July 17, 2007:
Terrorists tend
to be poor historians. Throughout the last century, terrorist groups achieved
few of their objectives, and ultimately faded away. The media tends to
concentrate on the few terrorist objectives that have been achieved, ignoring
the (boring, and thus not news) fact that the terrorists usually fail. A recent
study published in "International Security" magazine ("Why
Terrorism Does Not Work") took 28 terrorist organizations that have been
operating during the last six years, counted their objectives, and found that
only seven percent of those have been achieved. Not very encouraging for the
bad guys.
Some al Qaeda leaders have
been paying attention, and are suggesting that current tactics be modified.
Even the slow learners in al Qaeda have noted that attacks that kill a lot of
civilians, makes the terrorists very unpopular. This was the case even in the
two nations that are home for most al Qaeda leaders (Egypt and Saudi Arabia).
Once there were terrorist attacks in those two nations that killed civilians (after
2003), support for al Qaeda plummeted. But once those attacks ceased (after a
two year crackdown), support for the terrorists began to rise again.
Talking about how dumb it is
to attack civilians, and getting terrorists to stop, are two different things.
Al Qaeda, in particular, has adopted the attitude that civilians who die
because of terrorist operations, are simply involuntary martyrs for the cause.
But the families and neighbors of these involuntary martyrs think differently,
and often turn on the terrorists violently. This reaction is one thing al Qaeda
reformers have going for them. But for al Qaeda groupies and wannabes in the
West (especially Europe and North America), the lack of local terrorist attacks
just encourages them to keep believing in mass murder.
The al Qaeda reformers stress
that by sticking to government, police and military targets, you not only avoid
antagonizing the civilian population (that can hurt you bad, if they hate you),
but you weaken the security forces. This is particularly true if the government
is not popular with the locals. But going after guys with guns is more
difficult, and dangerous, than just blowing up civilians. No glory in getting
killed, tortured or imprisoned by the police. Getting al Qaeda to change their
target list is going to be difficult, if not impossible.

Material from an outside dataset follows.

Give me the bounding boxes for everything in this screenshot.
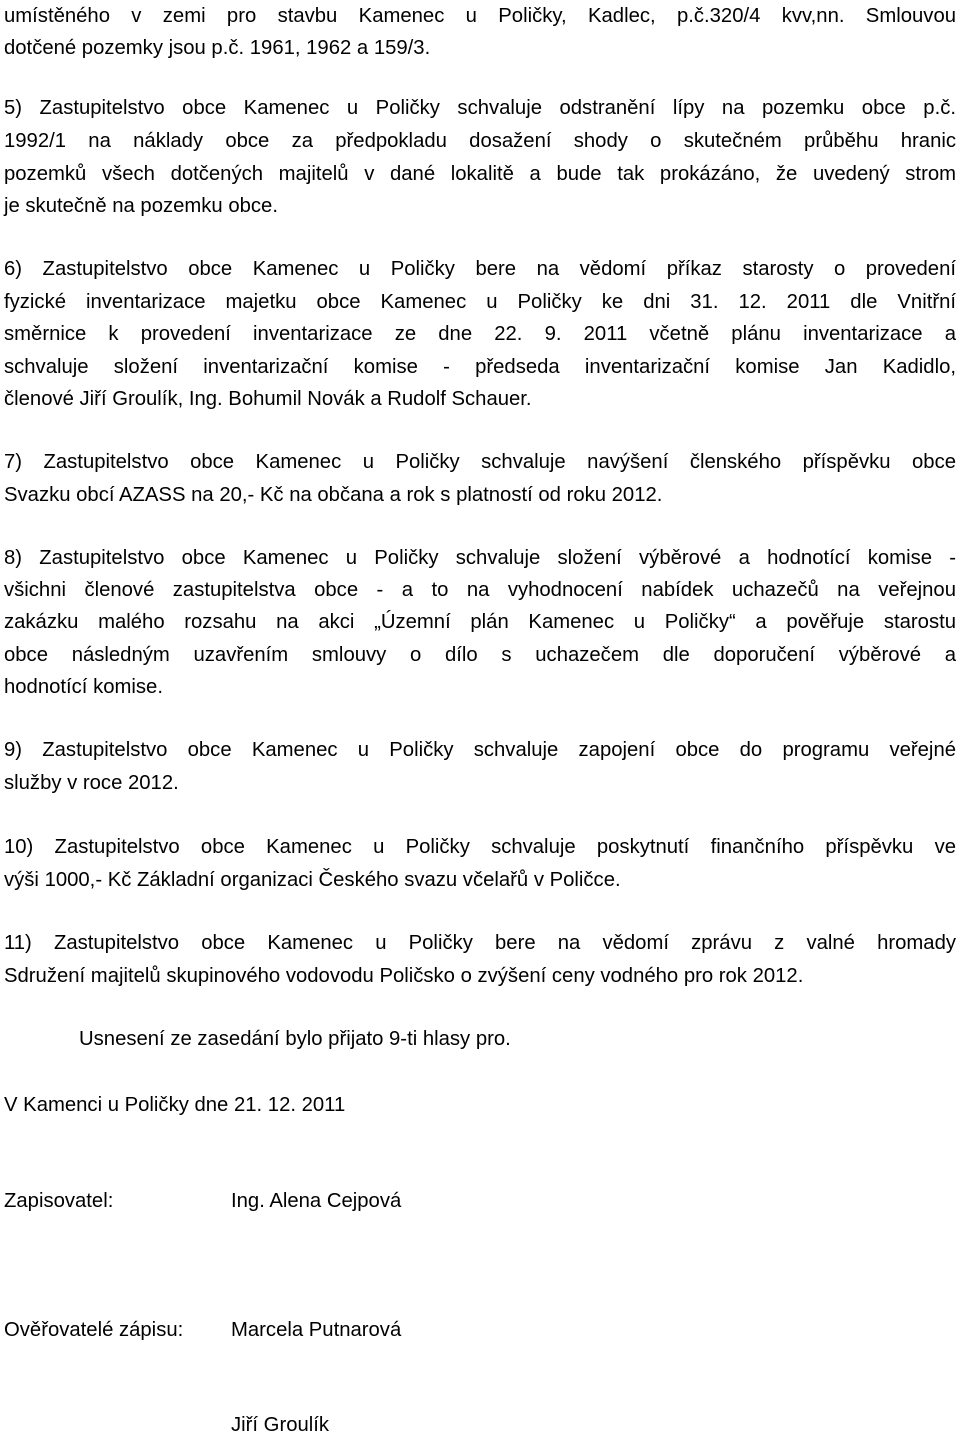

Another thing the reformers
want to change is the list of objectives. At the moment, al Qaeda will settle
for nothing less than world domination. Everyone must be Moslem, Sunni Moslem
to be specific. That means about fifteen percent of Moslems who are not Sunni
must undergo some violent attitude adjustment. Many al Qaeda fans are getting
discouraged at the difficulty there appears to be in achieving this goal. Thus
the reformers urge a change of objectives. Let's stand for something more
achievable. Like just getting all unbelievers (non-Moslems) out of the Middle
East, or one country (like Iraq). Once that is accomplished, a new goal can be
set. In other words, make it seem like al Qaeda has a chance. Not much change
of that either. Bigger is better, reality be damned.
Given the history of terrorist
organizations, which, by their very nature, are based on extremist positions,
the reformers don't stand much of a chance, and neither does al Qaeda. But as
long as they keep trying, some of their attacks will succeed.